Helen Kalra
- Born: Helen Russell November 6, 1964 (age 61) Scarborough, Ontario
- Height: 1.68 m (5 ft 6 in)
- Weight: 66 kg (146 lb)
- University: University of Guelph
- Occupation: Consultant

Rugby union career
- Position: Hooker

Amateur team(s)
- Years: Team / Apps / (Points)
- 1983?-1987?: Guelph Gryphons
- 1990?-1996?: Ajax Wanderers

Provincial / State sides
- Years: Team / Apps / (Points)
- –: Ontario

International career
- Years: Team / Apps / (Points)
- 1990-1996: Canada / 10

= Helen Russell (rugby union) =

Canadian rugby union player

Helen Kalra (née Russell) is a Canadian rugby union player. She represented at the 1991 and 1994 Women's Rugby World Cup.

== Rugby ==
Russell was the first female student to play for the Men's University of Guelph Rugby team in 1985 when she suited up for a match against Wilfrid Laurier University.

She was known for her crushing tackles and powerful rucking. Russell was a member of the Ontario team for four years and was inducted into the Ontario Rugby Hall of Fame in 2006. She retired as a captain of the national team.

== Achievements ==

- Captain of Team Quebec
- Captain of Team Ontario
- Captain of Team Canada
- 2006, Ontario Rugby Hall of Fame inductee
- EORU women's league competition named in her honour

==Personal life==
Russell's father, John Russell, emigrated to Canada from England in 1957, and over the course of a six decade involvement in the rugby community, he joined Ottawa's first rugby club - the Ottawa Beavers, became the founding president of the Ottawa Indians RFC, established the Bytown Blues RFC, was the first president of the Ottawa Area Rugby Association, was one of eight founding members of Twin Elm Rugby Park, served on the Canadian Rugby Union board for a decade, and inducted in the Rugby Ontario and Twin Elm Rugby Park Hall of Fall.
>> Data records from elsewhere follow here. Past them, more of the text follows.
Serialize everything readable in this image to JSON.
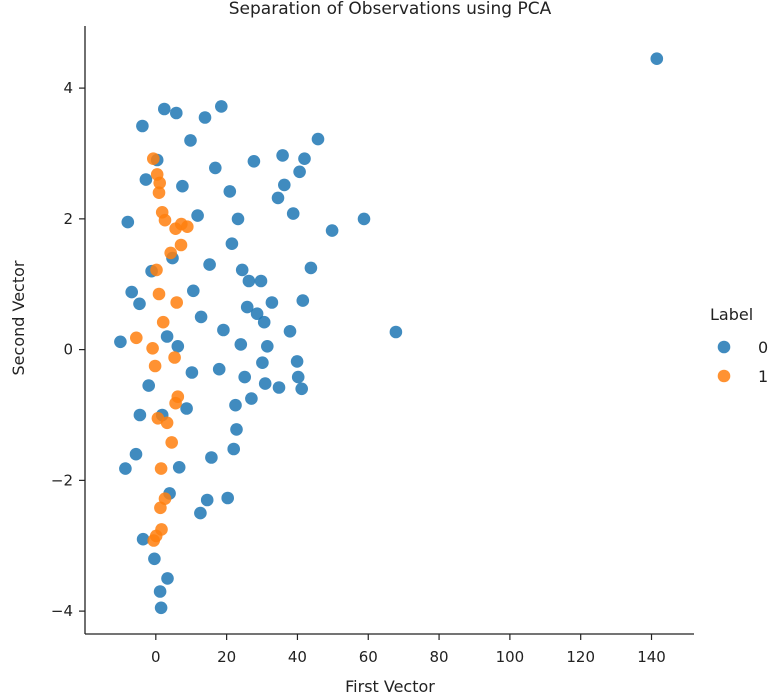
{
  "chart_data": {
    "type": "scatter",
    "title": "Separation of Observations using PCA",
    "xlabel": "First Vector",
    "ylabel": "Second Vector",
    "xlim": [
      -20,
      152
    ],
    "ylim": [
      -4.35,
      4.95
    ],
    "x_ticks": [
      0,
      20,
      40,
      60,
      80,
      100,
      120,
      140
    ],
    "y_ticks": [
      -4,
      -2,
      0,
      2,
      4
    ],
    "x_tick_labels": [
      "0",
      "20",
      "40",
      "60",
      "80",
      "100",
      "120",
      "140"
    ],
    "y_tick_labels": [
      "−4",
      "−2",
      "0",
      "2",
      "4"
    ],
    "grid": false,
    "legend": {
      "title": "Label",
      "placement": "right"
    },
    "series": [
      {
        "name": "0",
        "color": "#1f77b4",
        "points": [
          [
            141.5,
            4.45
          ],
          [
            67.8,
            0.27
          ],
          [
            58.8,
            2.0
          ],
          [
            49.8,
            1.82
          ],
          [
            45.8,
            3.22
          ],
          [
            43.8,
            1.25
          ],
          [
            42.0,
            2.92
          ],
          [
            41.5,
            0.75
          ],
          [
            41.2,
            -0.6
          ],
          [
            40.6,
            2.72
          ],
          [
            40.2,
            -0.42
          ],
          [
            39.9,
            -0.18
          ],
          [
            38.8,
            2.08
          ],
          [
            37.9,
            0.28
          ],
          [
            36.3,
            2.52
          ],
          [
            35.8,
            2.97
          ],
          [
            34.8,
            -0.58
          ],
          [
            34.5,
            2.32
          ],
          [
            32.8,
            0.72
          ],
          [
            31.5,
            0.05
          ],
          [
            30.9,
            -0.52
          ],
          [
            30.6,
            0.42
          ],
          [
            30.1,
            -0.2
          ],
          [
            29.7,
            1.05
          ],
          [
            28.6,
            0.55
          ],
          [
            27.7,
            2.88
          ],
          [
            27.0,
            -0.75
          ],
          [
            26.3,
            1.05
          ],
          [
            25.8,
            0.65
          ],
          [
            25.1,
            -0.42
          ],
          [
            24.4,
            1.22
          ],
          [
            23.2,
            2.0
          ],
          [
            22.8,
            -1.22
          ],
          [
            22.0,
            -1.52
          ],
          [
            21.5,
            1.62
          ],
          [
            20.9,
            2.42
          ],
          [
            20.3,
            -2.27
          ],
          [
            18.5,
            3.72
          ],
          [
            17.9,
            -0.3
          ],
          [
            16.8,
            2.78
          ],
          [
            15.7,
            -1.65
          ],
          [
            14.5,
            -2.3
          ],
          [
            13.9,
            3.55
          ],
          [
            12.6,
            -2.5
          ],
          [
            11.8,
            2.05
          ],
          [
            10.6,
            0.9
          ],
          [
            9.8,
            3.2
          ],
          [
            8.7,
            -0.9
          ],
          [
            7.5,
            2.5
          ],
          [
            6.6,
            -1.8
          ],
          [
            5.8,
            3.62
          ],
          [
            4.7,
            1.4
          ],
          [
            3.9,
            -2.2
          ],
          [
            3.2,
            0.2
          ],
          [
            2.4,
            3.68
          ],
          [
            1.8,
            -1.0
          ],
          [
            1.2,
            -3.7
          ],
          [
            1.5,
            -3.95
          ],
          [
            0.4,
            2.9
          ],
          [
            -0.4,
            -3.2
          ],
          [
            -1.2,
            1.2
          ],
          [
            -2.0,
            -0.55
          ],
          [
            -2.8,
            2.6
          ],
          [
            -3.6,
            -2.9
          ],
          [
            -4.6,
            0.7
          ],
          [
            -5.6,
            -1.6
          ],
          [
            -6.8,
            0.88
          ],
          [
            -7.9,
            1.95
          ],
          [
            -8.6,
            -1.82
          ],
          [
            -10.0,
            0.12
          ],
          [
            -4.5,
            -1.0
          ],
          [
            -3.8,
            3.42
          ],
          [
            3.3,
            -3.5
          ],
          [
            6.2,
            0.05
          ],
          [
            10.2,
            -0.35
          ],
          [
            12.8,
            0.5
          ],
          [
            15.2,
            1.3
          ],
          [
            19.1,
            0.3
          ],
          [
            22.5,
            -0.85
          ],
          [
            24.0,
            0.08
          ]
        ]
      },
      {
        "name": "1",
        "color": "#ff7f0e",
        "points": [
          [
            -5.5,
            0.18
          ],
          [
            -0.7,
            2.92
          ],
          [
            0.4,
            2.68
          ],
          [
            0.9,
            2.4
          ],
          [
            1.8,
            2.1
          ],
          [
            2.6,
            1.98
          ],
          [
            5.6,
            1.85
          ],
          [
            7.2,
            1.92
          ],
          [
            8.9,
            1.88
          ],
          [
            7.1,
            1.6
          ],
          [
            4.2,
            1.48
          ],
          [
            5.9,
            0.72
          ],
          [
            5.3,
            -0.12
          ],
          [
            5.6,
            -0.82
          ],
          [
            6.2,
            -0.72
          ],
          [
            4.5,
            -1.42
          ],
          [
            2.6,
            -2.28
          ],
          [
            1.3,
            -2.42
          ],
          [
            -0.6,
            -2.92
          ],
          [
            0.1,
            -2.85
          ],
          [
            1.6,
            -2.75
          ],
          [
            0.6,
            -1.05
          ],
          [
            -0.2,
            -0.25
          ],
          [
            0.9,
            0.85
          ],
          [
            0.2,
            1.22
          ],
          [
            -0.9,
            0.02
          ],
          [
            1.5,
            -1.82
          ],
          [
            2.1,
            0.42
          ],
          [
            3.2,
            -1.12
          ],
          [
            1.1,
            2.55
          ]
        ]
      }
    ]
  }
}
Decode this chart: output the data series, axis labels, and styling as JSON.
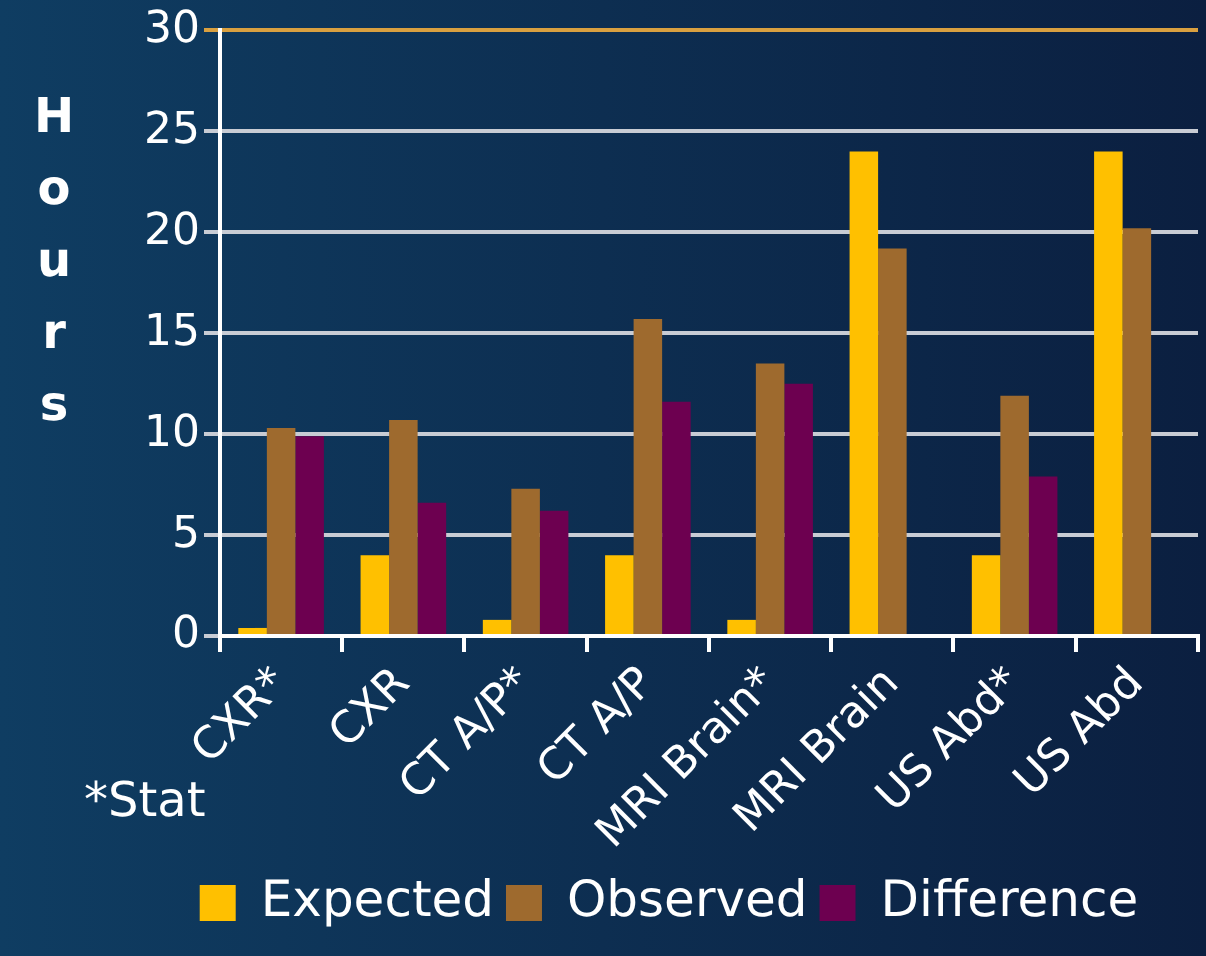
{
  "chart_data": {
    "type": "bar",
    "ylabel": "Hours",
    "categories": [
      "CXR*",
      "CXR",
      "CT A/P*",
      "CT A/P",
      "MRI Brain*",
      "MRI Brain",
      "US Abd*",
      "US Abd"
    ],
    "series": [
      {
        "name": "Expected",
        "color": "#ffc000",
        "values": [
          0.4,
          4,
          0.8,
          4,
          0.8,
          24,
          4,
          24
        ]
      },
      {
        "name": "Observed",
        "color": "#9e6a2e",
        "values": [
          10.3,
          10.7,
          7.3,
          15.7,
          13.5,
          19.2,
          11.9,
          20.2
        ]
      },
      {
        "name": "Difference",
        "color": "#6d0050",
        "values": [
          9.9,
          6.6,
          6.2,
          11.6,
          12.5,
          null,
          7.9,
          null
        ]
      }
    ],
    "ylim": [
      0,
      30
    ],
    "yticks": [
      0,
      5,
      10,
      15,
      20,
      25,
      30
    ],
    "grid": "y",
    "legend": "bottom",
    "annotations": [
      "*Stat"
    ]
  }
}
Russell studied human biology with a biomedical minor at the University of Guelph (1982-1987). She worked in pharma for over twenty years, starting as a sale representative and rose to marketing director for the gastrointestinal franchise at AstraZeneca Canada, Inc. Russell now works for Pangaea Consultants as an Associate Managing Director with an expertise in channel marketing and strategic insights and resourcing.